Marras - Where Light Comes To Die

MARRAS – Where Light Comes To Die

Gruppo:Marras
Titolo:Where Light Comes To Die
Anno:2019
Provenienza:Finlandia
Etichetta:Spread Evil Productions
Contatti:Facebook
TRACKLIST

  1. Prologi (Guidance)
  2. Overture Of The Lonely Journey
  3. Lifeless Sculptures
  4. Prologi (Faith)
  5. Sea Of Trees
  6. Prologi (Damnation)
  7. Transition Of The Lightless Path
  8. Where Light Comes To Die
  9. Prologi (Desolation)
  10. Chamber Of Penance
DURATA:33:52

Riunire una manciata di musicisti esperti, che militano normalmente in gruppi diversi, non è sempre garanzia per realizzare un disco vincente e i fallimenti delle all star band sono lì a dimostrarcelo.

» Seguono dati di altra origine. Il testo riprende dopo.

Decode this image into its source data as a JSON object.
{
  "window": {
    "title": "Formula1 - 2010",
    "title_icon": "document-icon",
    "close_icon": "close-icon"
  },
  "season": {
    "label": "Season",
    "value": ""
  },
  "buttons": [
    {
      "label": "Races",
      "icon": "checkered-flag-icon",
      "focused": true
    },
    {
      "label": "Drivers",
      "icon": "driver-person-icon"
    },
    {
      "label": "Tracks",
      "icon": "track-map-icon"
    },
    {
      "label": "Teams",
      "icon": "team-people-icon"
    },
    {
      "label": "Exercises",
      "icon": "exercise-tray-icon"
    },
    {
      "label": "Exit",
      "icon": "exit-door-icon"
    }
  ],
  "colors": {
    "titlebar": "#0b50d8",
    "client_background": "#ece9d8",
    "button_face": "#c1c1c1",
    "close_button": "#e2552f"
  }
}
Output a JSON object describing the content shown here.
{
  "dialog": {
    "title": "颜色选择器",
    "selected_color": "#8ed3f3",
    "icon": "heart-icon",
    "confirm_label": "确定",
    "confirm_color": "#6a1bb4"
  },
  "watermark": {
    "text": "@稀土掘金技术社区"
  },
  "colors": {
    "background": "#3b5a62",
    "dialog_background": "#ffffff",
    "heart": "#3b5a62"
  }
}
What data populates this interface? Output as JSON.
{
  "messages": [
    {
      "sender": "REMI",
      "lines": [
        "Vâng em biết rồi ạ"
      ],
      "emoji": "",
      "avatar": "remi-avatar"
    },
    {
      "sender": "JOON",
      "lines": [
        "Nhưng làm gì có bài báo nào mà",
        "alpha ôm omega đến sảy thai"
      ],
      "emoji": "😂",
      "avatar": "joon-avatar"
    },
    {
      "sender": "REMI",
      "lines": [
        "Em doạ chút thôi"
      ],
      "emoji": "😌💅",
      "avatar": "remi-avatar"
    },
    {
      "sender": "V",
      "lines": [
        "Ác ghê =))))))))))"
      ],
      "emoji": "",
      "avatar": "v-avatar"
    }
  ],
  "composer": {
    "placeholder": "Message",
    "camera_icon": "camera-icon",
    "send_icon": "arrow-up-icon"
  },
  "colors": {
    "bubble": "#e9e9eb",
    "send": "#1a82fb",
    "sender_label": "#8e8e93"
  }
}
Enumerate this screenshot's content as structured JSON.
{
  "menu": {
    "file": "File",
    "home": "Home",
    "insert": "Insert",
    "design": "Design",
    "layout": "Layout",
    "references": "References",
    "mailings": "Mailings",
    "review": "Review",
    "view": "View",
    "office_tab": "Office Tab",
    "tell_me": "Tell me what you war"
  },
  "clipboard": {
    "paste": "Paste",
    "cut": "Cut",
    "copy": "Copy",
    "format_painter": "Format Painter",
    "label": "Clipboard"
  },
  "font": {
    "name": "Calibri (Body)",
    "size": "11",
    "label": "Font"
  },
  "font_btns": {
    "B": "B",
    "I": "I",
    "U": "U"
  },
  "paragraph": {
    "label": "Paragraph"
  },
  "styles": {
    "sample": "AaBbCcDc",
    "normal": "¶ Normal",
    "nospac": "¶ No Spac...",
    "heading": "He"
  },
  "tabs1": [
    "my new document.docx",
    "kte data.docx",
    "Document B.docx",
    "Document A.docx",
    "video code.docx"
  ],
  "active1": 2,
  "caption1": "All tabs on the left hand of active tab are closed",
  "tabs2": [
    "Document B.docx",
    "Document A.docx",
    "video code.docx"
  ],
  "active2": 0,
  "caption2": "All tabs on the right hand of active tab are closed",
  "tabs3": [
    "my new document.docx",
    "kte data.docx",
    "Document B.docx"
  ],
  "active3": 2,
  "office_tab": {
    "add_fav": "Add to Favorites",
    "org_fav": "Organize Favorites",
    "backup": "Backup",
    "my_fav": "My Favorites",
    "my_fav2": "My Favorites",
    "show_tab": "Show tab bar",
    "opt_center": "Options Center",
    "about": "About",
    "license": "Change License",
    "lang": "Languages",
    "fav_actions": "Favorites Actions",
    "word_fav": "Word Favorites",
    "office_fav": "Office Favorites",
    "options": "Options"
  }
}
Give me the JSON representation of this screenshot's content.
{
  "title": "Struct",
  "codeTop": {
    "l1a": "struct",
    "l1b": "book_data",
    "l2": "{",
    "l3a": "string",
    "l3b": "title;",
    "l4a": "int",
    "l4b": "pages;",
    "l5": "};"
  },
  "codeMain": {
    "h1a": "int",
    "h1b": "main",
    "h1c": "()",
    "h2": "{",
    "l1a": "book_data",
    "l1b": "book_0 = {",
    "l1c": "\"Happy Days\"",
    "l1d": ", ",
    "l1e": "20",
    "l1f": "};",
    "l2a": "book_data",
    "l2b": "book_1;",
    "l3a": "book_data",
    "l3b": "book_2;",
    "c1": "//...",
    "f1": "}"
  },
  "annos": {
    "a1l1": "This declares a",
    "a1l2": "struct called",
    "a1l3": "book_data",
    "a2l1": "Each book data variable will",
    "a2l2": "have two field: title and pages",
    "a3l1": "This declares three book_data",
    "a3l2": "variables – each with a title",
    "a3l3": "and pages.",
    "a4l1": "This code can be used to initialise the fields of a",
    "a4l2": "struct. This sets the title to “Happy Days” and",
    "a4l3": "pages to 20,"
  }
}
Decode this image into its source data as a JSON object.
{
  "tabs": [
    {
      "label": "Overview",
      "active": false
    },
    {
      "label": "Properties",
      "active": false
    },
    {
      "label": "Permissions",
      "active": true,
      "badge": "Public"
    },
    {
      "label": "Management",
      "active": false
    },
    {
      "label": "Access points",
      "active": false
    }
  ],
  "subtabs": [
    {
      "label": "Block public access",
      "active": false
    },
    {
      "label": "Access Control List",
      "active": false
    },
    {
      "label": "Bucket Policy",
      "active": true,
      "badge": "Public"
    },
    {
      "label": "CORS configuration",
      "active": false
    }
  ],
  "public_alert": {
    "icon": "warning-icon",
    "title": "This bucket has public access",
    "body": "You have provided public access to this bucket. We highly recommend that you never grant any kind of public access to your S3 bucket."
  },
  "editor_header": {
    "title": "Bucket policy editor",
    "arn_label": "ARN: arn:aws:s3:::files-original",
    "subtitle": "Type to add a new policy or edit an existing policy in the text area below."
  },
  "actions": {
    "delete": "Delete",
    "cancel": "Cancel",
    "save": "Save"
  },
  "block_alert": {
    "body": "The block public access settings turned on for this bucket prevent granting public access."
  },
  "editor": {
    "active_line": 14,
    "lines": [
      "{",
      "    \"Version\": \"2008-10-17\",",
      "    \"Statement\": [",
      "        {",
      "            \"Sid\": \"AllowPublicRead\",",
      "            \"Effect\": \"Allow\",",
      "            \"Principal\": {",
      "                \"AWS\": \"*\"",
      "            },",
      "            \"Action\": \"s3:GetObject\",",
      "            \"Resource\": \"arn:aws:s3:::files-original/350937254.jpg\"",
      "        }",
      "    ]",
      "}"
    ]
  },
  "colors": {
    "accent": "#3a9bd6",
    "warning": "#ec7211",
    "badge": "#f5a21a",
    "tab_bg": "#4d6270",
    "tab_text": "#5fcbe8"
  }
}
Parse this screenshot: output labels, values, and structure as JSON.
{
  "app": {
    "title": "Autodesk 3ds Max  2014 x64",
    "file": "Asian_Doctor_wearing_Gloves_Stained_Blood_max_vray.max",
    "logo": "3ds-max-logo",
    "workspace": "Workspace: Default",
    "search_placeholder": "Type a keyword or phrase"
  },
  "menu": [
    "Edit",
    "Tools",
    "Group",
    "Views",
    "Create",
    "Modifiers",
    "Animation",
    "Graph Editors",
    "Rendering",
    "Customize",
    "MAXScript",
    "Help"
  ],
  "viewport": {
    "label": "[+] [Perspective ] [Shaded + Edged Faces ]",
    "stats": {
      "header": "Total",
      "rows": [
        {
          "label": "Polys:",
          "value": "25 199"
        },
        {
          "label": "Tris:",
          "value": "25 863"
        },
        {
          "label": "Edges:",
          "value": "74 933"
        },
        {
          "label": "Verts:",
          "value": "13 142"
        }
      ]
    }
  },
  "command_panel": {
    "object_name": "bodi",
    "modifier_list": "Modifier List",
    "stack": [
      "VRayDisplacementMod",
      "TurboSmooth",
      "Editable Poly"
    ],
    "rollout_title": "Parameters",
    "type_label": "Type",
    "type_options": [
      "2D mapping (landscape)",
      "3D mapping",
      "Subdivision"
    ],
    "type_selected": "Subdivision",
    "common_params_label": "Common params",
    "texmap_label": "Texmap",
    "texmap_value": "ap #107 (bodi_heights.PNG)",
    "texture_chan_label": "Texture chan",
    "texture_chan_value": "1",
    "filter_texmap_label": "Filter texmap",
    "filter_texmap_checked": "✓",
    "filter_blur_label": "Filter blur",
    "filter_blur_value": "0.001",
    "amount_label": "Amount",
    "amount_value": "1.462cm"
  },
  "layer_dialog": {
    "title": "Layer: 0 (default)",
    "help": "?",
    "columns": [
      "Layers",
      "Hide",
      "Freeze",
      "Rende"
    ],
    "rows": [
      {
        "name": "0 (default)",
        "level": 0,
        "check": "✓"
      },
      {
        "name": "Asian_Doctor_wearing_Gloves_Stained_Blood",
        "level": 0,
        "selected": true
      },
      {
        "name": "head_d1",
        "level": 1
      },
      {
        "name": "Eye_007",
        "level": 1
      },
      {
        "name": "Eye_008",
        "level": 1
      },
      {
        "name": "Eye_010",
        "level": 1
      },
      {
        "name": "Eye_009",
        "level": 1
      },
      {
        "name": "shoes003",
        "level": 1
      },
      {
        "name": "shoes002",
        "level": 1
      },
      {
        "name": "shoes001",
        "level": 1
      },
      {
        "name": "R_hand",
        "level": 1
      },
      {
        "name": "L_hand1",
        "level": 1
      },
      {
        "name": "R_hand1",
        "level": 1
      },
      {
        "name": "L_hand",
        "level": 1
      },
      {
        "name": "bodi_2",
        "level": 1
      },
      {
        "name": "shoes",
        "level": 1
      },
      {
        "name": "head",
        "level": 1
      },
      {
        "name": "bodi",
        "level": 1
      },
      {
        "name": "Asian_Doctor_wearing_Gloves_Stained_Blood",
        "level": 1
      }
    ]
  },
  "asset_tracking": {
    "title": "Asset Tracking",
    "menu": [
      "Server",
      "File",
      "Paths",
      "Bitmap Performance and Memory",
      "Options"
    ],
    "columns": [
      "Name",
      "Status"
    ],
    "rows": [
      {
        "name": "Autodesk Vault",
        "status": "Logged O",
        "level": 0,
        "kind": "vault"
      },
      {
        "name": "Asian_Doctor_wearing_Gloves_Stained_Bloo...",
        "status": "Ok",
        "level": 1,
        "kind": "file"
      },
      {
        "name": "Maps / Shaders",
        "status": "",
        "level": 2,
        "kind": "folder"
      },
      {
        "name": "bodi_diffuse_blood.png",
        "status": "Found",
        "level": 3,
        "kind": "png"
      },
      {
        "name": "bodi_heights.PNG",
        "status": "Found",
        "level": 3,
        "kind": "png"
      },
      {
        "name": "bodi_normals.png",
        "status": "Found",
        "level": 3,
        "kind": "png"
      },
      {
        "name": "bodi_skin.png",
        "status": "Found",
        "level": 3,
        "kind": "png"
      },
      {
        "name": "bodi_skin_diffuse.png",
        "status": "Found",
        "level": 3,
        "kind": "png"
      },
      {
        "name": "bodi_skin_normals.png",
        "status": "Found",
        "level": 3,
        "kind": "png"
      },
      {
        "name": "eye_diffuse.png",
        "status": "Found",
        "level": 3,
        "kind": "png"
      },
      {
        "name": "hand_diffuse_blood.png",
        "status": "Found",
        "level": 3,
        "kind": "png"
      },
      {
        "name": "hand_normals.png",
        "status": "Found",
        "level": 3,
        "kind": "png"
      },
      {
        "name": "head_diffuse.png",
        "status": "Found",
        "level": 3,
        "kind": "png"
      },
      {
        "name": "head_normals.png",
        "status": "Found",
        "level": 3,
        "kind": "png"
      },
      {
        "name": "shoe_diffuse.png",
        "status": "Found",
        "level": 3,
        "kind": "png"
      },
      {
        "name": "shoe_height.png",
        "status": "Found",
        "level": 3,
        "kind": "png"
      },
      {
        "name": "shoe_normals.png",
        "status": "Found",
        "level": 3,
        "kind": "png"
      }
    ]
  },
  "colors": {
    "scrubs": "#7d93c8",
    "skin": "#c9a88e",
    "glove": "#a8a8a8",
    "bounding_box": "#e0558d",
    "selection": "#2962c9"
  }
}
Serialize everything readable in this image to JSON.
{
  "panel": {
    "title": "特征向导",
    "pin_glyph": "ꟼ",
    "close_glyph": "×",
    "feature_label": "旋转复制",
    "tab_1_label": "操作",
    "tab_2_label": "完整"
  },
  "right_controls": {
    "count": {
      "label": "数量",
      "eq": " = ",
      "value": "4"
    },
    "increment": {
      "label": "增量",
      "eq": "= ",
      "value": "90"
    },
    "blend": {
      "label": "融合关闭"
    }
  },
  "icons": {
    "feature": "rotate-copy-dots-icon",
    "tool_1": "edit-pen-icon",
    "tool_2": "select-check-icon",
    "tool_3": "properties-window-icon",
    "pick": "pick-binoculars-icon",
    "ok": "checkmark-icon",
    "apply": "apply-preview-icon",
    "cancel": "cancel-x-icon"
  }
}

Non è però il caso dei Marras, novità black metal finnica (e non sarda…) dell’inverno 2019-2020 che riunisce nomi noti della scena locale quali Valgrinder al basso e tastiere (dai Förgjord), V-KhaoZ alle tastiere (Vargrav ed ex Azaghal, fra i tanti) e H alla voce (conosciuto come Nekroführer nei Nekrokrist SS) insieme al batterista Vilthor (che ha da poco pubblicato un disco anche coi Mimorium) e al chitarrista-cantante Obscurus.

Where Light Comes To Die esce per la piccola etichetta connazionale Spread Evil Distribution e si presenta con un look piuttosto true: copertina in bianco, nero e grigio con creature mostruose, logo arzigogolato ma soprattuto un retro cd con le foto dei componenti del gruppo inserite all’interno di riquadri decorati che rimandano a In The Nightside Eclipse o Nord… Un biglietto da visita così ortodosso in realtà rivela un interessante mosaico musicale composto da due tipi di tasselli: i brani strettamente black metal più articolati e gli intermezzi atmosferici dalla durata minore, che si dividono quasi equamente gli spazi in scaletta (quattro a sei il risultato finale).

Agli occhi, o meglio alle orecchie, dell’ascoltatore Where Light Comes To Die risulta sempre vivido e sfaccettato, stimolando la curiosità e l’attenzione. Le melodie desolanti eseguite dalle chitarre in tremolo picking trovano spesso un’alleanza coi tappeti di tastiere che aumentano la profondità delle atmosfere, mentre uno scream lacerante e un growl rabbioso non si risparmiano, regalando anche fasi di botta e risposta. Lungo la scaletta incrociamo così sensazioni variegate ma coerenti all’idea di oppressione generale: le sfuriate di “Lifeless Sculptures”, i sentori maestosi e misteriosi di “Sea Of Trees”, gli scatti di sofferenza di “Chamber Of Penance”, l’intimità acustica di “Prologi (Damnation)”, i tratti pomposi di “Transition Of The Lightless Path”, quelli sinfonici di “Prologi (Desolation)” o ancora quelli speranzosi di “Prologi (Guidance)”.

Dal punto di vista concettuale, i Marras battono il terreno sicuro di negatività, sofferenza e oscurità sin dal nome, termine antico finlandese utilizzato per indicare la morte. I testi sono scritti in inglese, con versi brevi, semplici e asciutti ma che non scadono nel dozzinale. “Lifeless Sculptures” suona come un elogio alla morte e alla desolazione, mentre “Sea Of Trees” è dedicata alla celebre foresta giapponese di Aokigahara, luogo tristemente noto per essere meta di pellegrinaggio per aspiranti suicidi.

Nel campo del black metal più tradizionale, Where Light Comes To Die suona fresco e liscio, merito dell’alternanza stilistica illustrata e di una durata molto contenuta che invoglia all’ascolto ripetuto. Prendiamo quindi nota del nome Marras e restiamo in attesa con curiosità di nuove e interessanti evoluzioni future.